First question:
Yes, your logic is correct. The left node is True and the right node is False. This can be counter-intuitive; true can equate to a smaller sample.
Second question:
This problem is best resolved by visualizing the tree as a graph with pydotplus.
The 'class_names' attribute of tree.export_graphviz() will add a class declaration to the majority class of each node. Code is executed in an iPython notebook.

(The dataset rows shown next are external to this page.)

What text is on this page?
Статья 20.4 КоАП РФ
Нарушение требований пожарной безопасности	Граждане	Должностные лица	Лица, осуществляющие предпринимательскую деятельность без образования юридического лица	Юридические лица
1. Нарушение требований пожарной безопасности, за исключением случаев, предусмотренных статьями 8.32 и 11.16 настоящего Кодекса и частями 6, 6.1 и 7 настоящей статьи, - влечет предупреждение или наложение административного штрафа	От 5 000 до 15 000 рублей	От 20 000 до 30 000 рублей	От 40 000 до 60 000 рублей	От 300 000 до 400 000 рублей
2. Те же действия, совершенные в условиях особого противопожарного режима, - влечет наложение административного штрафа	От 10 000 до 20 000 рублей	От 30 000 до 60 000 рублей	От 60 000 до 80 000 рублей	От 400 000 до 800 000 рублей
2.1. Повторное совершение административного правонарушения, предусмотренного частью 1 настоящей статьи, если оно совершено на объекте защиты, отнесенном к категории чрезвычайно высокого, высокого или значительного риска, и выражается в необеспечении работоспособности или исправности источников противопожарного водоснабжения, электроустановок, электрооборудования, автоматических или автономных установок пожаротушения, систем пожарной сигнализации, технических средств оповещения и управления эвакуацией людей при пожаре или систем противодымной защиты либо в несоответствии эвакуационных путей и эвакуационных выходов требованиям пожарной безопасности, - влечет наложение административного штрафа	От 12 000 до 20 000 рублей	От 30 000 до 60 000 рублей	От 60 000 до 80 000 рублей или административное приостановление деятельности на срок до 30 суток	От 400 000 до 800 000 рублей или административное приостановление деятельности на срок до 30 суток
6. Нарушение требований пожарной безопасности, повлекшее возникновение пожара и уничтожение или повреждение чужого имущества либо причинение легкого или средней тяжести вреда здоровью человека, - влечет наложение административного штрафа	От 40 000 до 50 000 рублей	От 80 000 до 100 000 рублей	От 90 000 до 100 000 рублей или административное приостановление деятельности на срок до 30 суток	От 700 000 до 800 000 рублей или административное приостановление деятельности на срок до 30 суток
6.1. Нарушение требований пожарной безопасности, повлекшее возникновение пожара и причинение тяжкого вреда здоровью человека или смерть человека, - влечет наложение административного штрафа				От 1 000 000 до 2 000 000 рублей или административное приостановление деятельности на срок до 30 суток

from sklearn.datasets import load_iris  
from sklearn import tree  
iris = load_iris()  
clf2 = tree.DecisionTreeClassifier()  
clf2 = clf2.fit(iris.data, iris.target)  
with open("iris.dot", 'w') as f:  
    f = tree.export_graphviz(clf, out_file=f)  
    
import os  
os.unlink('iris.dot')  
import pydotplus  
dot_data = tree.export_graphviz(clf2, out_file=None)  
graph2 = pydotplus.graph_from_dot_data(dot_data)  
graph2.write_pdf("iris.pdf")  
from IPython.display import Image  
dot_data = tree.export_graphviz(clf2, out_file=None,  
                     feature_names=iris.feature_names,  
                     class_names=iris.target_names,  
                     filled=True, rounded=True,  # leaves_parallel=True, 
                     special_characters=True)  
graph2 = pydotplus.graph_from_dot_data(dot_data)
## Color of nodes
nodes = graph2.get_node_list()
for node in nodes:
    if node.get_label():
        values = [int(ii) for ii in node.get_label().split('value = [')[1].split(']')[0].split(',')];
        color = {0: [255,255,224], 1: [255,224,255], 2: [224,255,255],}
        values = color[values.index(max(values))]; # print(values)
        color = '#{:02x}{:02x}{:02x}'.format(values[0], values[1], values[2]); # print(color)
        node.set_fillcolor(color )
#
Image(graph2.create_png() ) 

As for determining the class at the leaf, your example doesn't have leaves with a single class, as the iris data set does. This is common and may require over-fitting the model to attain such an outcome. A discrete distribution of classes is best result for many cross-validated models.